Many ML vendors provide a toolkit of preprogrammed “classifiers” that can identify common data types such as personal information, contracts, or credit cards. These typically work well for data that contains predictable formats or “regular expressions.”
Where machine learning falls short for records management
In practice, however, many records do not include clear keywords or consistent patterns. They often lack the structured cues on which ML models rely, which makes automated classification unreliable.
To address this, ML vendors promote “custom classifiers.” Microsoft Purview, for instance, allows users to train classifiers to recognize specific record types. The idea is that if the standard models cannot find a certain kind of record, a custom model can fill the gap.

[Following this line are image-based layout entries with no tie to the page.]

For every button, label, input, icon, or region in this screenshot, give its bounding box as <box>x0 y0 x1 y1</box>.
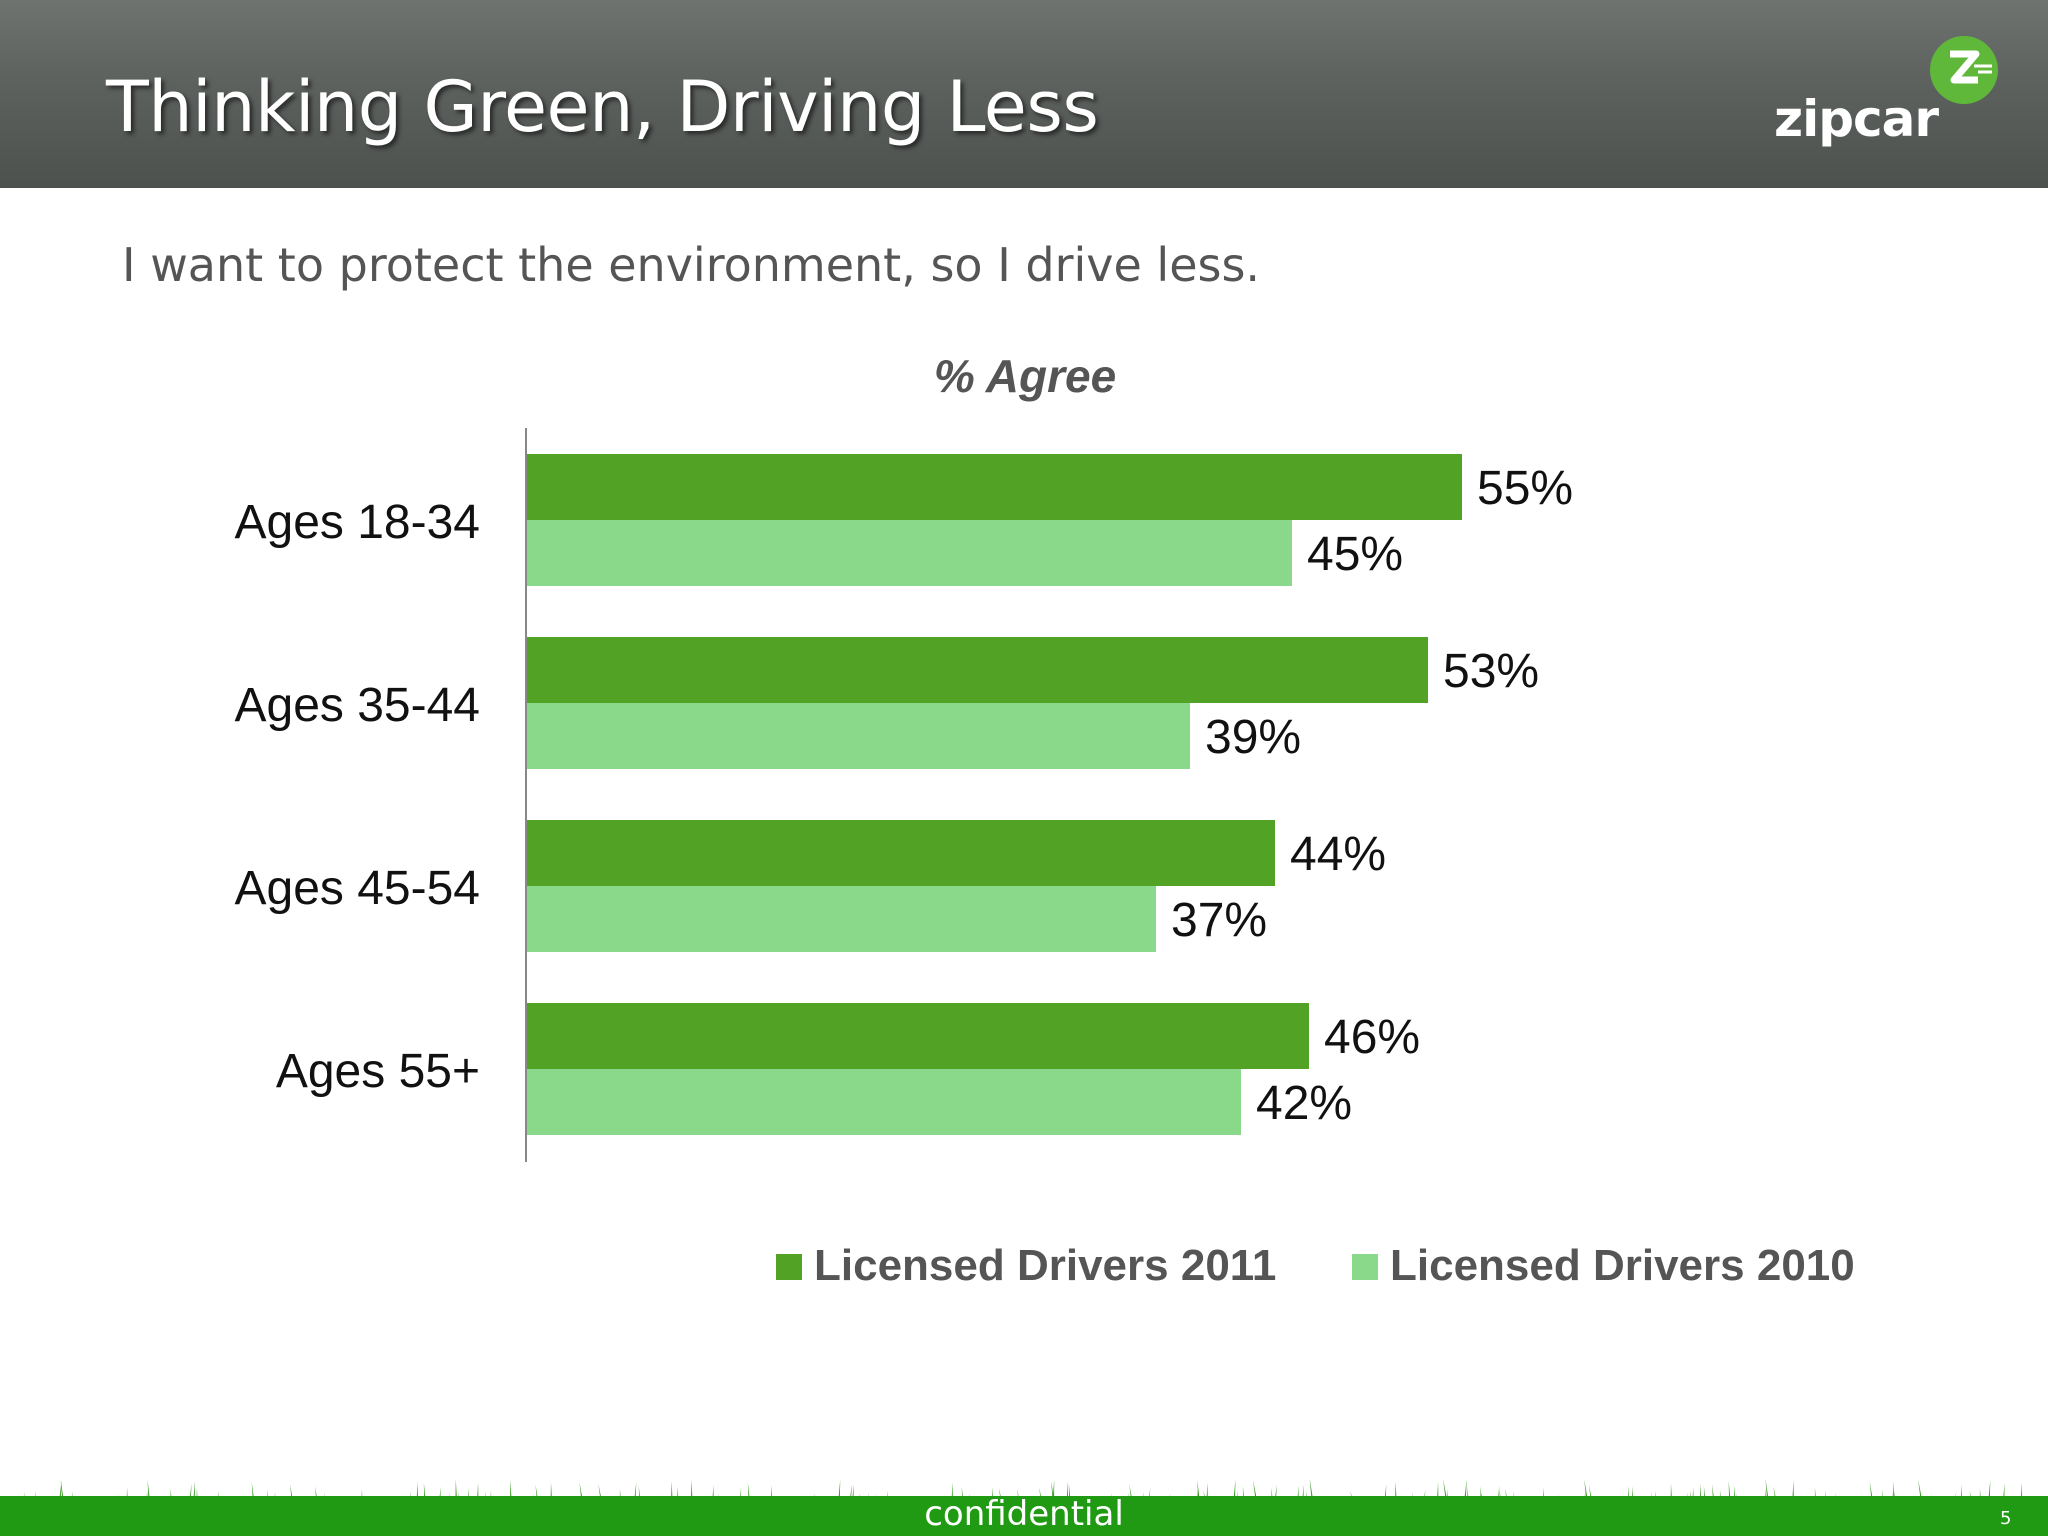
data-label: 55% <box>1477 462 1573 515</box>
bar-2010 <box>527 1069 1241 1135</box>
zipcar-z-badge-icon <box>1930 36 1998 104</box>
data-label: 42% <box>1256 1077 1352 1130</box>
footer-confidential-label: confidential <box>924 1494 1124 1534</box>
category-label: Ages 55+ <box>276 1045 480 1098</box>
chart-title: % Agree <box>934 350 1116 402</box>
bar-2010 <box>527 520 1292 586</box>
bar-2011 <box>527 454 1462 520</box>
bar-chart: % Agree Ages 18-34 55% 45% Ages 35-44 53% 39% A… <box>234 350 1855 1290</box>
data-label: 37% <box>1171 894 1267 947</box>
slide-header: Thinking Green, Driving Less zipcar <box>0 0 2048 188</box>
bar-2010 <box>527 703 1190 769</box>
page-number: 5 <box>2000 1508 2012 1529</box>
logo-text: zipcar <box>1774 90 1939 148</box>
zipcar-logo: zipcar <box>1770 34 2010 154</box>
bar-2010 <box>527 886 1156 952</box>
category-label: Ages 45-54 <box>234 862 480 915</box>
legend-swatch <box>776 1254 802 1280</box>
data-label: 45% <box>1307 528 1403 581</box>
legend-swatch <box>1352 1254 1378 1280</box>
legend-entry: Licensed Drivers 2010 <box>1390 1241 1855 1290</box>
slide-subtitle: I want to protect the environment, so I … <box>122 238 1261 292</box>
data-label: 46% <box>1324 1011 1420 1064</box>
data-label: 44% <box>1290 828 1386 881</box>
footer-bar <box>0 1496 2048 1536</box>
slide-title: Thinking Green, Driving Less <box>106 66 1099 148</box>
bar-2011 <box>527 820 1275 886</box>
category-label: Ages 18-34 <box>234 496 480 549</box>
category-label: Ages 35-44 <box>234 679 480 732</box>
data-label: 53% <box>1443 645 1539 698</box>
legend-entry: Licensed Drivers 2011 <box>814 1241 1276 1290</box>
bar-2011 <box>527 637 1428 703</box>
bar-2011 <box>527 1003 1309 1069</box>
data-label: 39% <box>1205 711 1301 764</box>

This is where the challenge begins. In most cases, organizations can reach about 40% accuracy with standard models and another 10% with custom ones. After that, progress slows dramatically. Each additional improvement captures only small incremental gains. The first results can feel promising, but each step after that becomes exponentially harder.
Some tools boast the ability to create thousands of custom classifiers. However, building, testing, and maintaining even a few hundred of them is an enormous effort. For most organizations, this is neither scalable nor sustainable. A regulator will not be impressed by a claim that only 65% of records are classified. ML can be useful for certain tasks, but it is not a feasible core strategy for enterprise-wide records management.

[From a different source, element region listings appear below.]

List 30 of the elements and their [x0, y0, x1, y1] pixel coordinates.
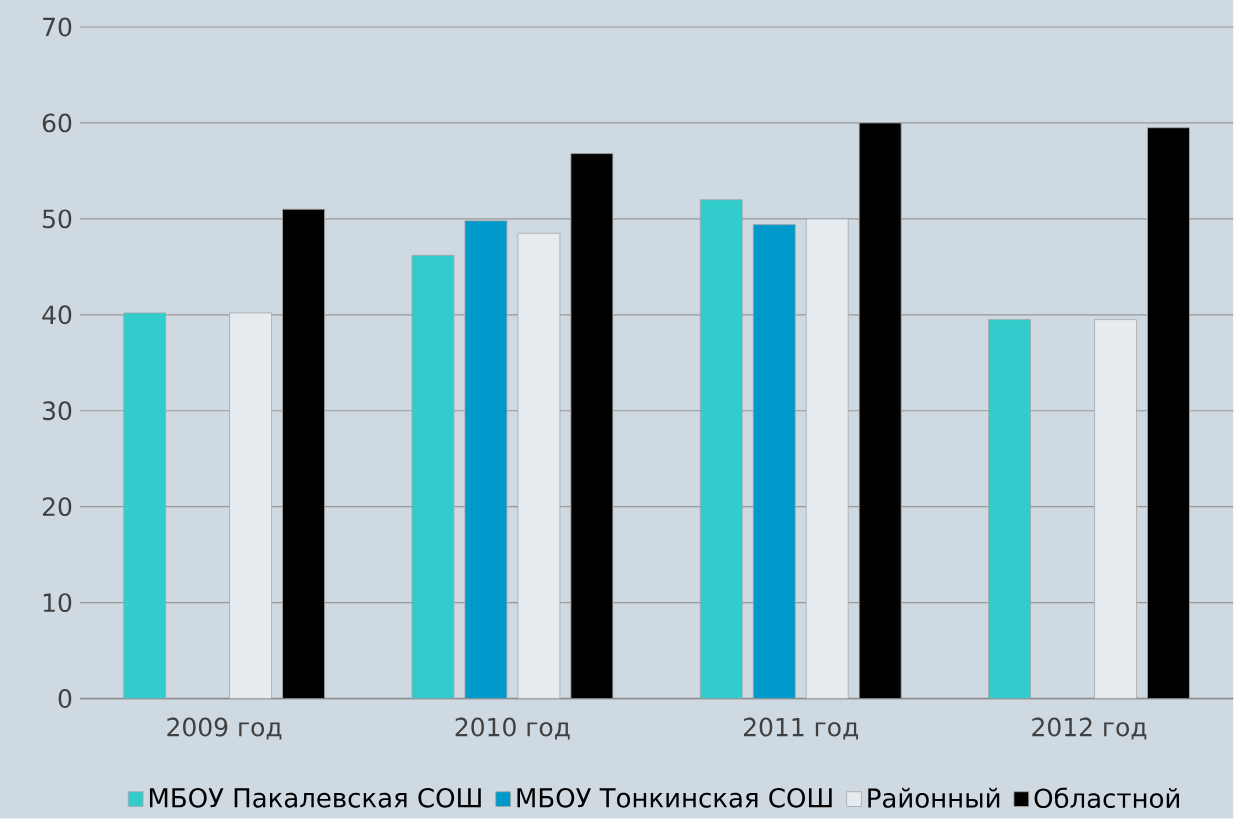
legend-label: МБОУ Тонкинская СОШ: [517, 788, 832, 808]
y-tick-label: 30: [43, 401, 72, 421]
y-tick-label: 0: [58, 689, 72, 709]
bar: [123, 312, 167, 699]
bar: [1147, 127, 1190, 699]
y-tick-label: 60: [42, 113, 72, 133]
y-tick-label: 70: [43, 17, 72, 37]
bar: [229, 312, 272, 699]
bar: [282, 209, 325, 699]
y-tick-label: 40: [42, 305, 72, 325]
x-tick-label: 2010 год: [455, 717, 570, 740]
legend-label: Районный: [868, 787, 1000, 809]
x-tick-label: 2012 год: [1032, 717, 1147, 740]
bar: [988, 319, 1031, 699]
x-tick-label: 2009 год: [167, 717, 282, 740]
y-tick-label: 10: [43, 593, 72, 613]
bar: [699, 199, 743, 699]
bar: [1094, 319, 1137, 699]
bar: [517, 232, 561, 699]
x-tick-label: 2011 год: [743, 717, 858, 740]
y-tick-label: 50: [43, 209, 72, 229]
bar: [464, 220, 508, 699]
legend-label: Областной: [1034, 787, 1179, 809]
bar: [752, 224, 796, 699]
legend-label: МБОУ Пакалевская СОШ: [149, 788, 481, 808]
bar: [411, 255, 455, 699]
y-tick-label: 20: [42, 497, 72, 517]
bar: [805, 218, 849, 699]
bar: [858, 122, 902, 699]
bar: [570, 153, 614, 699]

One insurance carrier invested more than a year developing trainable classifiers, only to find that ML could automatically classify about half of their records. Another global manufacturer tried to teach a vendor to automatically find records but gave up after a year and a half.
A practical path forward
So, should we give up on solving over-retention? Absolutely not.
There is another approach that does work: data placement and automation. Instead of asking AI to determine what something is, this method teaches the content management system to apply the correct rules when content is stored in the right location. This is not “true” auto-classification, since it requires users to spend a few seconds selecting the proper folder, but it comes close. Once the content is placed, the rest of the governance process becomes fully automated.
This does not mean ML has no value in information governance. ML remains highly effective for identifying sensitive data, reducing redundant or obsolete content, and highlighting security risks, but it is not the ultimate solution for records classification. The key is matching the right tools to the right problems. For large-scale records classification, ML alone cannot get us there.
Eventually, generative AI may succeed where old-fashioned ML AI has struggled. The technology holds great promise, and it will likely become a game changer in the near future. That will be the focus of a future column.
Until then, the smartest path combines data placement and automation with selective, targeted use of ML. This approach reduces chaos today while laying the foundation for organizations to benefit from smarter automation tomorrow.